Sans préparation, nul doute que l'on passe à côté d'importants sites touristiques, historiques ..., mais l'on gagne souvent en rencontres spontanées, essentielles.
J'ai quand même en mémoire, même si dissipés dans le brouillard des années, quelques reportages, lus ou vus, parlant d'un « Altaï paléolithique » berceau de la civilisation. Lieu de nombreuses découvertes de présences humaines vieilles de plusieurs centaines de milliers d'années.
Les trois premières heures passent aux travers de cultures, sur un terrain relativement plat. A Biïsk, petite ville au pieds des Monts Altaï, c'est la rencontre de deux rivières (Biia et Katoun) qui engendrent le fleuve Ob. Étrangement ce fleuve n'a pas de source propre ; les géographes ont peut-être estimé que 4000 km de long c'était suffisant, nul besoin de devancer Léna, le plus long fleuve russe avec ses 4400km. Ou peut-être que l'âme russe aura vu la naissance du fleuve Ob comme le résultat d'une histoire d'amour dans la rencontre de Biia et Katoun !
Pour l'heure c'est le temps de remonter la vallée de la rivière Katoun et de découvrir l'Altaï.
Altaï, montagne dorée dans la langue des conquérants turkman. Plus que la couleur dorée des alpages je crois qu'il s'agit du sous-sol local qui regorge de minéraux dont l'or. Avec ses 2000 km de long et 600 km de large, l'Altaï s'étend sur quatre pays. La Russie, La Mongolie à l'est, la Chine au sud et le Kazakhstan à l'ouest. Ces 4 pays se rejoignent au centre du massif. Un point culminant à plus de 4500m d'altitude et plus de 600 km2 de glacier. Ici point de ski d'été sur glacier, amateurs de nature préservée et sauvage à vos marques !
Et les randonneurs russes, principalement de Sibérie, ne s'y trompent pas. En témoignent les maisonnettes en bois des camps de vacances que j'aperçois au travers des arbres qui longent le Katoun. Ici la route suis sagement le cours d'eau, peu de voitures, légère montée, environnement verdoyant, l'Ural ronronne de bonheur, un moment de partage entre l'homme et la machine !
La vallée se resserre, la pente s'incline un peu plus et à Ust'-Sema la route quitte la vallée du Katoun pour s'élever jusqu'au col Seminskii à 1717 m en suivant la petite rivière Sema. Il est possible de continuer le long du Katoun même si cette voie est sans issue elle permet de suivre le cours d'eau jusqu'à des gorges et au passage de visiter le village de Tchemal et son icône miraculeuse !
Au col, la pause s'impose. Baraques de souvenirs, miel, pignons de pins, petits cafés restaurants.
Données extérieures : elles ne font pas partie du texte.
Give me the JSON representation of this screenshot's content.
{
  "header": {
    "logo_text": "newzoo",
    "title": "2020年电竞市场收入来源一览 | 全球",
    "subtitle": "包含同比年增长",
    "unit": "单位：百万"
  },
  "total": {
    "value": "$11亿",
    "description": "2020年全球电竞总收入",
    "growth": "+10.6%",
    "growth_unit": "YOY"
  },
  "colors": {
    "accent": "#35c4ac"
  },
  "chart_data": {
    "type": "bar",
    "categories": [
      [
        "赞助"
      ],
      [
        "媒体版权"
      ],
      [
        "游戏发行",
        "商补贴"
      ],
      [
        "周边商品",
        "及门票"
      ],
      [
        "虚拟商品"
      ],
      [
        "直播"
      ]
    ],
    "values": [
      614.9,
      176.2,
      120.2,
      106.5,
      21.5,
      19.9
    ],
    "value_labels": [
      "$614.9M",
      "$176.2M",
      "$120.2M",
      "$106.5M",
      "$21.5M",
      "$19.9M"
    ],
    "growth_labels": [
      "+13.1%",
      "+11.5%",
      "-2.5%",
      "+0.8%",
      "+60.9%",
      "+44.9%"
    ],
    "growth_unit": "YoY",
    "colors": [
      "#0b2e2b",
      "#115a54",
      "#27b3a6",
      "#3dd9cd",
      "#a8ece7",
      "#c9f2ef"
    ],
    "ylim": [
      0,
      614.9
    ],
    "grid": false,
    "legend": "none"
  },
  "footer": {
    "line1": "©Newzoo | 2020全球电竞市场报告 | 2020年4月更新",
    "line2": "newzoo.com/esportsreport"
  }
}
L'endroit est venté, mais un de ces vents frais qui vous bousculent et vous font vous sentir en vie. Casse-croute sommaire fait de pain, sardines et fromage, tentative de communications avec les touristes intrigués par l'ovni a trois roues et je reprends la route. Paysages sublimes, vertigineux. Deux rapaces en contrebas de la route se laissent porter par le vent, s'élèvent rapidement sans un battement d'ailes et déjà survolent la route. Je me suis arrêté pour les admirer, mon expérience de presque sortie de route au Kazakhstan n'est pas a répéter dans ces lieux à-pics. Malinovka est trop chargé pour plané correctement!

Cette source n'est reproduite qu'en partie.